Some companies, including Nielsen and Omnicom Media Group, are working with NMSDC and AIMM to help cover the cost of membership and certification. The program, which began in 2022, currently helps over 100 minority-owned entities, Jones said. The NMSDC certification was $400 for Her Agenda, which the company is getting reimbursed through Nielsen’s program, Byng said.

At AIMM, brands such as Verizon, P&G, Target, Anheuser Busch, Nielsen, AARP and General Motors are helping to fund membership, Arsuaga said. Around 30 members are sponsored right now, according to Arsuaga.

Is accreditation another barrier for Black-owned publishers?

“While I understand the need for certification, because part of it is [to] keep bad actors out… [it] can be another barrier of entry for minority-owned media companies who maybe don’t have the resources to go through that process,” Cooper said.
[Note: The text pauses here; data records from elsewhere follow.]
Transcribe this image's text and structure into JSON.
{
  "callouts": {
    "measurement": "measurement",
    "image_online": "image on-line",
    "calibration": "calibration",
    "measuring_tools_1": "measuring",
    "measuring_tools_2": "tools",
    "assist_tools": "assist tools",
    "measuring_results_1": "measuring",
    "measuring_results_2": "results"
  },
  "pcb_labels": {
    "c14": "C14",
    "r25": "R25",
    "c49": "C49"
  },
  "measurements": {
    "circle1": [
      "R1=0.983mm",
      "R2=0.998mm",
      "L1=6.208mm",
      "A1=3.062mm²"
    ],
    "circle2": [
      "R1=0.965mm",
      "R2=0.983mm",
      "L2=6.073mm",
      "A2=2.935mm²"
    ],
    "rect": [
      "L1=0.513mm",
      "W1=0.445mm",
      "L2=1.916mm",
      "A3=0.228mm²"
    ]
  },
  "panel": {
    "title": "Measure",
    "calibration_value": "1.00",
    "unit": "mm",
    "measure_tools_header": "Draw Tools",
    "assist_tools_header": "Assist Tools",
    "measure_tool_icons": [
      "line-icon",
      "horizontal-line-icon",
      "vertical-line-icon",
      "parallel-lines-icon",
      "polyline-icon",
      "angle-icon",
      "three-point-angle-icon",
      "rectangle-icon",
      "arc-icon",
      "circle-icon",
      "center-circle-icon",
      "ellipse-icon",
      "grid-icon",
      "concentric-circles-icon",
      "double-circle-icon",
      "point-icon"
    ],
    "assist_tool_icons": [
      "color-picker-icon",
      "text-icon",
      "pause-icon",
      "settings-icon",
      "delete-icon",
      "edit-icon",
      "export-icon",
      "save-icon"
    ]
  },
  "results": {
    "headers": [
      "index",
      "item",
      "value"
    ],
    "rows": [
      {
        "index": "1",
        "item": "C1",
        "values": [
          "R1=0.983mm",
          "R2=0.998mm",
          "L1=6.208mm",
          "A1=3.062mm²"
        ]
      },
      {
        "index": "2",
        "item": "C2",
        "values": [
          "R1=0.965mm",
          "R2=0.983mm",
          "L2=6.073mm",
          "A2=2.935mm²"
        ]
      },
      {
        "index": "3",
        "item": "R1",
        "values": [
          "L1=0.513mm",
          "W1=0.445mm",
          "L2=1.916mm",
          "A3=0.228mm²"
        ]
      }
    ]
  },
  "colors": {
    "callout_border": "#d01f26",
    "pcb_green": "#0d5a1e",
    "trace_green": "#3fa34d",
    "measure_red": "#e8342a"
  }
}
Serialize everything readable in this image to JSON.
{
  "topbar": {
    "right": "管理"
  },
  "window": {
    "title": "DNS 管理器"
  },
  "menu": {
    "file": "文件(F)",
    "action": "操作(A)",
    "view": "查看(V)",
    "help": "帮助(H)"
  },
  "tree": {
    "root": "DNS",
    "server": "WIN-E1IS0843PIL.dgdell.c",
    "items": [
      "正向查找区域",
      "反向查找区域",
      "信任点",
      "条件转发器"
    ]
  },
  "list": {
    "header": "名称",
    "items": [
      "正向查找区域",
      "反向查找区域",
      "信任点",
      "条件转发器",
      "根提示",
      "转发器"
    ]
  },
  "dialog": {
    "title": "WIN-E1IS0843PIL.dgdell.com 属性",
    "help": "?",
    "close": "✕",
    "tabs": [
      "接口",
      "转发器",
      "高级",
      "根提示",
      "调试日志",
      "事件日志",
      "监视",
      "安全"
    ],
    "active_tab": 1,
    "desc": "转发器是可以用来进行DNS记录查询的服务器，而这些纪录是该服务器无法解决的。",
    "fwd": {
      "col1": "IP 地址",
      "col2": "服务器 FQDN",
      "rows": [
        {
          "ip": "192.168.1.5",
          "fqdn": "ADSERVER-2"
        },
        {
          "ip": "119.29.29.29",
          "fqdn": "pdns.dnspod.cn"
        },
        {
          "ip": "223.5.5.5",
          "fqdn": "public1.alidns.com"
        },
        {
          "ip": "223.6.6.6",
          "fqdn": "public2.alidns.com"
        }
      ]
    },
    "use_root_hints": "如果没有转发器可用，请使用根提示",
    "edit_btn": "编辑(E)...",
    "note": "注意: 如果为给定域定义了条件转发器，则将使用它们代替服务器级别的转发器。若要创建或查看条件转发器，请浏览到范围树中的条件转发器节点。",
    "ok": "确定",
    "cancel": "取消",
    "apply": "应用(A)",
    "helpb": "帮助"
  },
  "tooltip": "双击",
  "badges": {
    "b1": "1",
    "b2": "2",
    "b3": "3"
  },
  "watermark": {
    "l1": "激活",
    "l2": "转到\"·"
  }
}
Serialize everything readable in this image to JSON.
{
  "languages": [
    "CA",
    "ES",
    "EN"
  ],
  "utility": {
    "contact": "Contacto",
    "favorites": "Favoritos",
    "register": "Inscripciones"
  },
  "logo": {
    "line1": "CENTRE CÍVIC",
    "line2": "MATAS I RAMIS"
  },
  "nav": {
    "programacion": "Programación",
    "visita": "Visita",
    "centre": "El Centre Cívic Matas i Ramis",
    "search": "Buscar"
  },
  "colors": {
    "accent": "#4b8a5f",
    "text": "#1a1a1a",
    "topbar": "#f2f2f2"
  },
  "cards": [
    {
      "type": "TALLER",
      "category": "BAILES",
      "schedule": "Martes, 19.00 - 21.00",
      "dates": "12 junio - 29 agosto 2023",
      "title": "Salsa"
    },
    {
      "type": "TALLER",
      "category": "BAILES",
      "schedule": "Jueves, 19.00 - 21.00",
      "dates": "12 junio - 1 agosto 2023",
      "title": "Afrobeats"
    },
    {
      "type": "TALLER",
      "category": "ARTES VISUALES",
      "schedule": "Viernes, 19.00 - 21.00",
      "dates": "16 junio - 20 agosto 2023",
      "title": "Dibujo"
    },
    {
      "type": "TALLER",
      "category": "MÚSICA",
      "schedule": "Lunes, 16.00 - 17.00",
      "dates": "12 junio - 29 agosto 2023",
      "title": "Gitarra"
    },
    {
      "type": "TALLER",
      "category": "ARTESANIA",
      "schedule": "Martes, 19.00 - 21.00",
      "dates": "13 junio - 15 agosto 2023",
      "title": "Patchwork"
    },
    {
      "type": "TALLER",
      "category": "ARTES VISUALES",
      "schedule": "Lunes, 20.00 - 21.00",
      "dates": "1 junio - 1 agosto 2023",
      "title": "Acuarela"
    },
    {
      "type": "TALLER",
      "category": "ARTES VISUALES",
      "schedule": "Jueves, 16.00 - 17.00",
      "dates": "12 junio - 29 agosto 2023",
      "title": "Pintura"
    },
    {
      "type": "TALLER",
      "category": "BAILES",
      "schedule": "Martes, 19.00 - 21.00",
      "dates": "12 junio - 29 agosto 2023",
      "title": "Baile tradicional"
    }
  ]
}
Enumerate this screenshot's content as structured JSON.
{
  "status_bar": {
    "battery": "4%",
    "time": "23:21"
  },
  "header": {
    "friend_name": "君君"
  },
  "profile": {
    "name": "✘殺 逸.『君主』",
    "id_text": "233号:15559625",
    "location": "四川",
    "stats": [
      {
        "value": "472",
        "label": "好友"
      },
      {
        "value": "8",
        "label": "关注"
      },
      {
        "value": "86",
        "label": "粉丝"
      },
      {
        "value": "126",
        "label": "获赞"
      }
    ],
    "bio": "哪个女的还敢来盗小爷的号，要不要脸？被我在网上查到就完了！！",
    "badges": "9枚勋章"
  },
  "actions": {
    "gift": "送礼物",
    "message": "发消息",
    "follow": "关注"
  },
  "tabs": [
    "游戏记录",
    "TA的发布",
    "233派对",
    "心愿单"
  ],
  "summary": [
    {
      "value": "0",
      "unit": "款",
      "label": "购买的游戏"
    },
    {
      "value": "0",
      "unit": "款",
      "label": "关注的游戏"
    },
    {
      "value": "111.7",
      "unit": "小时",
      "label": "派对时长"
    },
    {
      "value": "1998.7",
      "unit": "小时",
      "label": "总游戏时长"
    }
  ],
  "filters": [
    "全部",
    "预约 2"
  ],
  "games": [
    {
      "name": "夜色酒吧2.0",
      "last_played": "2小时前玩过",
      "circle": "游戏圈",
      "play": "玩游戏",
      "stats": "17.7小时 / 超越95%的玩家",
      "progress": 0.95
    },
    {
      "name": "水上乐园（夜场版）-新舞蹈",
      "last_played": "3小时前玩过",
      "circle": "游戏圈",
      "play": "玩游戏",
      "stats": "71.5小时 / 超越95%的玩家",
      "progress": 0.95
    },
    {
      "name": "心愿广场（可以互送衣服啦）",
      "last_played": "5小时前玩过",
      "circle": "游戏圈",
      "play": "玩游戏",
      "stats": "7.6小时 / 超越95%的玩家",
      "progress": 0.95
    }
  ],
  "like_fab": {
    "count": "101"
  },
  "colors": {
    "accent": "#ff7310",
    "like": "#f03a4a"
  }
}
Kenna called it a “Black tax” to have to pay for certifications to access the small percentage of budgets set aside for minority-owned companies. Barton said that while it wasn’t a “big deal” for Black Enterprise, it could be a concern for smaller publishers. “If you’re a mainstream media, white-owned, publicly traded company, you just get the dollars. So why does Black-owned media have to jump through an additional hoop just to secure dollars?” he said.

Dentsu’s Prince argued certification confirms publishers’ non-white ownership to help unlock those budgets, but at the same time they shouldn’t be “pigeonholed into one budget and it’s about being eligible for all the dollars that are out there.”

Even execs at the accreditation organizations agree that it’s a hurdle — but they say it’s just part of doing business.

“I’m not saying in all cases… but if a firm cannot afford the certification fee, are they really ready to do business with a Fortune 1000 firm?” Jones said. Certification “is a marketing cost that we have to sometimes do in order to be able to play the game.”

This story was updated after publication to include Publicis’s response.